The problem is that Auth0 currently has custom database templates for working with ASP.NET Membership Provider (MVC3 Universal Providers, and MVC4 Simple Membership) database, but not ASP.NET Core Identity. Since I don't know exactly how to code the Password Hashing necessary to be compatible with my ASP.NET Core Identity database, this is a big problem.

Does anyone have an example of Auth0 custom database scripts for working with an existing ASP.NET Core Identity database? Or, at least the hashing algorithm used to code it myself?
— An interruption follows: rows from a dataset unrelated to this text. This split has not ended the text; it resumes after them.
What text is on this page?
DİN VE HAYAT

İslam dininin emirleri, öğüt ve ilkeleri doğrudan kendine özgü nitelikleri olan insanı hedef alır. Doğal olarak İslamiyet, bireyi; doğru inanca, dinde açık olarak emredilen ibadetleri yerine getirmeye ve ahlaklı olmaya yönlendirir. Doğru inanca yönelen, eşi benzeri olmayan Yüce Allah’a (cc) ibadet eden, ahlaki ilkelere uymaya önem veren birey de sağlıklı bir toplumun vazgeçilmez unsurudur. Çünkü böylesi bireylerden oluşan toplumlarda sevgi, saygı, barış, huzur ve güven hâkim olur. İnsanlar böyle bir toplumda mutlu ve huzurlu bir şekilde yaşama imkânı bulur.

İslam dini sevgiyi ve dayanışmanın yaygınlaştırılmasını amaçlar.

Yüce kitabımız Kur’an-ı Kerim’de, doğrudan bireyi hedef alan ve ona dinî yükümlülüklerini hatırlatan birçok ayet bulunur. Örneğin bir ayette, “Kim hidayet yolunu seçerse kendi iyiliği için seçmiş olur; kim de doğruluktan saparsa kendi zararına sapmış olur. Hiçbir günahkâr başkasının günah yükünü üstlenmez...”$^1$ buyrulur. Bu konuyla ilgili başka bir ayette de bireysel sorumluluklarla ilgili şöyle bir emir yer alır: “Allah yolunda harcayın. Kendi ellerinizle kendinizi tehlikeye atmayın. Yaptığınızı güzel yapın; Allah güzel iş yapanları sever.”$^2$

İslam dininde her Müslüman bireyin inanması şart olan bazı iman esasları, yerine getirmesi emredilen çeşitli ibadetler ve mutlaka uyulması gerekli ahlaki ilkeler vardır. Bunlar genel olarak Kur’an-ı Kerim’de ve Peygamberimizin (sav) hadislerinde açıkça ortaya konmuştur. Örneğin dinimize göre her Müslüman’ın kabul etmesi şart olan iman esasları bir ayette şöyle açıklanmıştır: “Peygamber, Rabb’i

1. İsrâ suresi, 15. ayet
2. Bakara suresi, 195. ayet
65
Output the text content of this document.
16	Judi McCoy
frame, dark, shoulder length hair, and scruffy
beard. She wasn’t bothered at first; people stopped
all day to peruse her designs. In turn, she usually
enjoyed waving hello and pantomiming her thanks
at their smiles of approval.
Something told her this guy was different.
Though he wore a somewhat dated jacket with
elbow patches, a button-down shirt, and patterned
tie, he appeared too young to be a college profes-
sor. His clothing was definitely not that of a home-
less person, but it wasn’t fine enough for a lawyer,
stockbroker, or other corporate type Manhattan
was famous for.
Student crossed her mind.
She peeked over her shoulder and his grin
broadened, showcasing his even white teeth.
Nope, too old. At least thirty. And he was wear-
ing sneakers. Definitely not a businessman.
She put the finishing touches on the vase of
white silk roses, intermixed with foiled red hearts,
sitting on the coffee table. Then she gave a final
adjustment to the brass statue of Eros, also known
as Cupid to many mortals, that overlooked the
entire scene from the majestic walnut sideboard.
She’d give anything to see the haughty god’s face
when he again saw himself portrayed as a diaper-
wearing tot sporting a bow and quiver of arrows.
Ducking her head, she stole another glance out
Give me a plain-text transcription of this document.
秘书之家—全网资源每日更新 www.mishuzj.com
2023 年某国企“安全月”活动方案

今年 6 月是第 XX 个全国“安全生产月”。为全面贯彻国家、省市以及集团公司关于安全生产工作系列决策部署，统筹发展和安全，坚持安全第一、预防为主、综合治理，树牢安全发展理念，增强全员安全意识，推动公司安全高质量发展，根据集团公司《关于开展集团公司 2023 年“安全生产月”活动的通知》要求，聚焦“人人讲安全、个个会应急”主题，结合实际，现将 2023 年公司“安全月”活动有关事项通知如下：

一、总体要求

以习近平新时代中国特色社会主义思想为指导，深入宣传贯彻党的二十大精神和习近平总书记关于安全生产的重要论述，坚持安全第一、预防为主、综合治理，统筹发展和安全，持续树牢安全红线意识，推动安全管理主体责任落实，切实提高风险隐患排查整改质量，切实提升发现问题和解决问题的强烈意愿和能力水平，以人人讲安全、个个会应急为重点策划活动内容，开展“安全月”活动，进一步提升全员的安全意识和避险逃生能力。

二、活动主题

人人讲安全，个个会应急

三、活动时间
For more info, the ASP.NET Core Identity database has a AspNetUsers table with the following columns that would be of interest for this integration:

  • Id (PK, nvarchar, not null)
  • Email (nvarchar, null)
  • PasswordHash (nvarchar, null)
  • SecurityStamp (nvarchar, null)
  • UserName (nvarchar, not null)

Just to be clear, I'm asking about how to setup the Custom Database scripts within the Auth0 configurations written in JavaScript; not the ASP.NET web app code. The web app is pretty straight forward according to the docs to get setup. It's just the Auth0 built-in custom database templates don't include an example to use for the ASP.NET Core Identity database schema and password hashing.

Any help would be greatly appreciated!

1
asp.netazureauthenticationasp.net-identityauth0

1 Answers

3
votes

You need to figure out the hashing algorithm used and modify the scripts they have in the templates, using the Auth0 documentation too, to get it correct. You can find code for the algorithm in the aspnet-identity-pw project.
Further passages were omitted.